The Royal Zoological Society of Scotland (RZSS), which operates the parks, said it has already borrowed £5 million during the coronavirus pandemic. The charity has been spending around £700,000 a month on upkeep and food for the animals despite the parks being closed.

RZSS chief executive David Field said if the two zoos cannot reopen soon the charity may need to borrow more money as it is ineligible for Government support. He fears more borrowing would have "significant impacts" on the parks and their ability to carry out conservation work.

"We are talking to the Scottish Government and hope we can reopen within the next few weeks if Scotland moves into the next phase of lockdown and outdoor attractions can open again,” Mr Field said.

BA considers legal challenge to UK quarantine plans

The owner of British Airways is considering a legal challenge to quarantine plans that the UK Government has said are necessary to curb the Covid-19 pandemic.

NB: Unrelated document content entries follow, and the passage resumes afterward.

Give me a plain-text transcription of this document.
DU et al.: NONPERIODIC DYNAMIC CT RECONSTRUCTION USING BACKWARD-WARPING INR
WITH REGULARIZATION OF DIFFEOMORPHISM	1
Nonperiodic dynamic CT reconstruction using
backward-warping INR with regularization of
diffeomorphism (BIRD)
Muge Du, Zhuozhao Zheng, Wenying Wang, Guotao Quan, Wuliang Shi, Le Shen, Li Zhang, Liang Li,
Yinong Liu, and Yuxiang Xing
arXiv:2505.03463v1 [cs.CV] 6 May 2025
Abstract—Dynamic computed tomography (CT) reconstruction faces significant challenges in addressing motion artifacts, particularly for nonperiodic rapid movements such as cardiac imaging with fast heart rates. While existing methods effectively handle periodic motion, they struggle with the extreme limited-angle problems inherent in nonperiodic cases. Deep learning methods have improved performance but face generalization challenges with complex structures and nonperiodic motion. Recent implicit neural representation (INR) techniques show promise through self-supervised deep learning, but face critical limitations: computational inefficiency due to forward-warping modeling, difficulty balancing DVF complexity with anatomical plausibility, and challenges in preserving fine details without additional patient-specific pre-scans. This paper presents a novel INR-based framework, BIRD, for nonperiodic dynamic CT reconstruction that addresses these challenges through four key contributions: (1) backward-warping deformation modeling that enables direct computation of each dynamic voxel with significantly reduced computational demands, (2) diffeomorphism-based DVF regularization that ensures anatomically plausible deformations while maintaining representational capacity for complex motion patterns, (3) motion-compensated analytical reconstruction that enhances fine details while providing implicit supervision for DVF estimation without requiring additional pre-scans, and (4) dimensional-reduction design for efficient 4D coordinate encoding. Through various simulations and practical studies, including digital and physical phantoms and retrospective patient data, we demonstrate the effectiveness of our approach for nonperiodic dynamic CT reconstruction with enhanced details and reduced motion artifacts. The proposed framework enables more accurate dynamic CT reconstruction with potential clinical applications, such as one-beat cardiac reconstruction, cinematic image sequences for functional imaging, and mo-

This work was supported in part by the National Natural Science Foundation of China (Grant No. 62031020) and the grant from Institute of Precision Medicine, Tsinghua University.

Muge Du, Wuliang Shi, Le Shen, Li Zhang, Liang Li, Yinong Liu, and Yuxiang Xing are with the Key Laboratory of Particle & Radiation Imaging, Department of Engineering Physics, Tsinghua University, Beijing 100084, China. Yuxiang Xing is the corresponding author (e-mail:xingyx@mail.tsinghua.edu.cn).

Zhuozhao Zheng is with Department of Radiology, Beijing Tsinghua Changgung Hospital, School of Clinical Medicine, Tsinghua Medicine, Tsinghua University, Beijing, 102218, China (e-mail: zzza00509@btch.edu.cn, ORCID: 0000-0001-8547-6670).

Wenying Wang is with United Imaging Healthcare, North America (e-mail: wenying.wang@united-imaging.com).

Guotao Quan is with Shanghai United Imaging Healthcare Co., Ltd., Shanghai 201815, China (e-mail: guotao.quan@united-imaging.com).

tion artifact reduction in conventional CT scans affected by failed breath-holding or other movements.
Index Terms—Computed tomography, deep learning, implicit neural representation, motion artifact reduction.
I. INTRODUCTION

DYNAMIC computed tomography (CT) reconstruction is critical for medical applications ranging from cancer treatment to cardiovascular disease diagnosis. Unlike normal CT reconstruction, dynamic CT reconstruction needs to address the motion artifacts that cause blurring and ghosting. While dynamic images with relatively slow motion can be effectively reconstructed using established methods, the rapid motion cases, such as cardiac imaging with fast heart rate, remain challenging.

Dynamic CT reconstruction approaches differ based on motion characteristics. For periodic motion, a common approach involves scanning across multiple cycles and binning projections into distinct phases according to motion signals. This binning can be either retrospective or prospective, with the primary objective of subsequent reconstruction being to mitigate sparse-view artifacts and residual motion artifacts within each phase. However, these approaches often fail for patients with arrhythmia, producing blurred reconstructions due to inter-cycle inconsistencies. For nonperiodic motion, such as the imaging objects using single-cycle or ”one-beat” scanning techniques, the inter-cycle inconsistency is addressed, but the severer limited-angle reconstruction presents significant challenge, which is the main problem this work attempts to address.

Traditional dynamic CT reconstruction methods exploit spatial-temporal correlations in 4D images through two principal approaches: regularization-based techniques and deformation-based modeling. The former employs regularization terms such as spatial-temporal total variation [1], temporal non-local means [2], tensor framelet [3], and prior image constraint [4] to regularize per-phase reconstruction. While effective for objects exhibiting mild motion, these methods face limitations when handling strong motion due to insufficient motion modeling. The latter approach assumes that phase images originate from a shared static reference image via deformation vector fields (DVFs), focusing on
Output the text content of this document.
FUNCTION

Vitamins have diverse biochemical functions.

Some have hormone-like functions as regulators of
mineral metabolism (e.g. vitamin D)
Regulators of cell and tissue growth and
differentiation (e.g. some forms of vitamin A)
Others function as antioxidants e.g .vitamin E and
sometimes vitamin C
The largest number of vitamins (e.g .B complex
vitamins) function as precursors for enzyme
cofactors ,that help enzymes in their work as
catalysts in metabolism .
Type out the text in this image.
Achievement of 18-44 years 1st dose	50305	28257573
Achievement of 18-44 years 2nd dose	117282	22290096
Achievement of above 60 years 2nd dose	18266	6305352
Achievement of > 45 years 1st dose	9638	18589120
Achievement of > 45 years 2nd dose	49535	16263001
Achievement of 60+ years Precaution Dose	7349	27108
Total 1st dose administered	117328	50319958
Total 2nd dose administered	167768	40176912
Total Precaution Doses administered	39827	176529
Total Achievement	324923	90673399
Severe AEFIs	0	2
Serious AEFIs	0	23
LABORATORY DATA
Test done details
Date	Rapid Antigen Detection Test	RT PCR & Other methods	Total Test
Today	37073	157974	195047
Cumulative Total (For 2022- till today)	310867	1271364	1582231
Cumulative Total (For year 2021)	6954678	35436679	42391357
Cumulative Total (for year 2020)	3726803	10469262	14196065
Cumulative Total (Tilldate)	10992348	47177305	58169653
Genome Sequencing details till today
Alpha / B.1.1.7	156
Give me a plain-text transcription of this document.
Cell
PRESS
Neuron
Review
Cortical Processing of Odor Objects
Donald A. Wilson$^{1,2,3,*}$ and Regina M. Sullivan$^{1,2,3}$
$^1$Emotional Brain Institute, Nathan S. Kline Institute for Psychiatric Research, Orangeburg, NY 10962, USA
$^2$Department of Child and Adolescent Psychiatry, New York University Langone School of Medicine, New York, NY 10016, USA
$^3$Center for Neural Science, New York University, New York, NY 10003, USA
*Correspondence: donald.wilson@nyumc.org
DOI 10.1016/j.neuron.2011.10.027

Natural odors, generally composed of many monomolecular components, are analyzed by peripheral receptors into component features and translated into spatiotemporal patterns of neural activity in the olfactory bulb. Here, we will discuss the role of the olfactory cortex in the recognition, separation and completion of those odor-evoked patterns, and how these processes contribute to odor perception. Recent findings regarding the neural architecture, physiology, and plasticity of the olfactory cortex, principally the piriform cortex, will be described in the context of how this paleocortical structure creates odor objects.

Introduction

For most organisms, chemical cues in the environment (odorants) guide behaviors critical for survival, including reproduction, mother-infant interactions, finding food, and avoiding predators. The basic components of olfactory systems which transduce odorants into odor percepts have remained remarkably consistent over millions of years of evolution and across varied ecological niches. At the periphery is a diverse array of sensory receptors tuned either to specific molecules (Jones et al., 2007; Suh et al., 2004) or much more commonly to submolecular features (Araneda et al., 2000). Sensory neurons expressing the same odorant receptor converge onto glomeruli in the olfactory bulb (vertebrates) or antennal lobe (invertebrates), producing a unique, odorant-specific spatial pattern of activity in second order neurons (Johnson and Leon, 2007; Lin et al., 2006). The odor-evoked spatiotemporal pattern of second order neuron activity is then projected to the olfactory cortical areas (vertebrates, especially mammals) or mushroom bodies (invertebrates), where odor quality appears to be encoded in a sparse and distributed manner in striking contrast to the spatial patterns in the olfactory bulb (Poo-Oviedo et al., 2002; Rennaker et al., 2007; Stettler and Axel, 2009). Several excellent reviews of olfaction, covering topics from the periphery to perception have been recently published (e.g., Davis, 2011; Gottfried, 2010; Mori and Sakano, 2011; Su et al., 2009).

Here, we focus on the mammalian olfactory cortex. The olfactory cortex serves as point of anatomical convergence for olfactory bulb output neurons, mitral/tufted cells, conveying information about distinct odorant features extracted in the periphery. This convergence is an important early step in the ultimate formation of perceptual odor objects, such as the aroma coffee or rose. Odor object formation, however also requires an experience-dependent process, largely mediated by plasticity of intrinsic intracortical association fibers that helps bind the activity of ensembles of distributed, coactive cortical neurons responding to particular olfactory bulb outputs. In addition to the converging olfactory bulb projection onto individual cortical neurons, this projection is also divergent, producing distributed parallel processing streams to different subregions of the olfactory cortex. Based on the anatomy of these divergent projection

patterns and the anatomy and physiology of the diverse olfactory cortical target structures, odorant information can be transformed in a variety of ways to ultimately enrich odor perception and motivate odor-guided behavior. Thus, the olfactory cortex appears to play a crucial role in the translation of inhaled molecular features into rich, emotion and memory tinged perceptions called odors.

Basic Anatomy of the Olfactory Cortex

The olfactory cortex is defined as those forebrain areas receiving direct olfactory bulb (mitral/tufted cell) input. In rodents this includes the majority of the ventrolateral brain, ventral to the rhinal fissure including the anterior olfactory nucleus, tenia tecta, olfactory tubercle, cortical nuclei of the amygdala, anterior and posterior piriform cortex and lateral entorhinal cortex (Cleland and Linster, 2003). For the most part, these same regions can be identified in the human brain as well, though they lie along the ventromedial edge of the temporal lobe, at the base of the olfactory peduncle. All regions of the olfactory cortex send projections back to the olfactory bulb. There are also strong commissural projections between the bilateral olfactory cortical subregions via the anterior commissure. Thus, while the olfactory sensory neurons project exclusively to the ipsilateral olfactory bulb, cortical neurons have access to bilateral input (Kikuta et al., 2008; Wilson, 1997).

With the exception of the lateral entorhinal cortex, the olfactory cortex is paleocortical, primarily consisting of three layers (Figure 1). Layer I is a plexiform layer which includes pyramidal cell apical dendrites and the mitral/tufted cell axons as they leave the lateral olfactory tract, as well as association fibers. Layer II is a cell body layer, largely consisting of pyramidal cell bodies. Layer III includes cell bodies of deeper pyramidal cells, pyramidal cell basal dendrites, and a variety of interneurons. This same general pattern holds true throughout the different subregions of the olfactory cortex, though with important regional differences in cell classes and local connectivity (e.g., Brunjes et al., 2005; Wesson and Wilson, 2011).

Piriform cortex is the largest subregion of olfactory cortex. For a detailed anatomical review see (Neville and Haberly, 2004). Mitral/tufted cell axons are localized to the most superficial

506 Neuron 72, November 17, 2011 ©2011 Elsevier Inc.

With planes around the world grounded since late March, many airlines are hoping to start flying again from July. But the 14-day quarantine due to come into effect on June 8 on UK arrivals from abroad will hamper recovery, bosses have warned.

Willie Walsh, chief executive of BA owner IAG, said the industry had not been consulted on the plans which will effectively torpedo any efforts to fly in July. He added that he expects other airlines will also consider their legal options.

“We think it is irrational, we think it is disproportionate and we are giving consideration to a legal challenge to this legislation,” he told Sky News on Friday.

Britain’s big airlines – BA, easyJet and Virgin Atlantic – have between them announced almost 20,000 job cuts to prepare for a smaller travel market after the pandemic.

Relations between BA and the Government have come under increasing strain as the crisis has progressed. A junior transport minister agreed with a lawmaker on Wednesday who said BA should “pay a price” for putting thousands of staff on notice of redundancy while accessing the Government’s furlough scheme.

Office space provider reports slump in profits

Office-space business Workspace has said it expects the market to remain subdued after workers were told to stay at home in the face of coronavirus.

The company said the virus has had a "dramatic impact" but predicted that it will help to catalyse a structural shift in the market towards "flexible" offices.

It came as the London-listed firm reported a 47% slump in profit to £72.5 million for the year to March 31. Revenue for the period increased by 8% to £151.4 million, while net incomes moved 10% higher.

Workspace said it supported customers with a 50% rent reduction and had offered deferral agreements to the majority. It added that it is readying its business centres for the increased return of customers, and has put in place extensive measures to enable social distancing and promote good hygiene.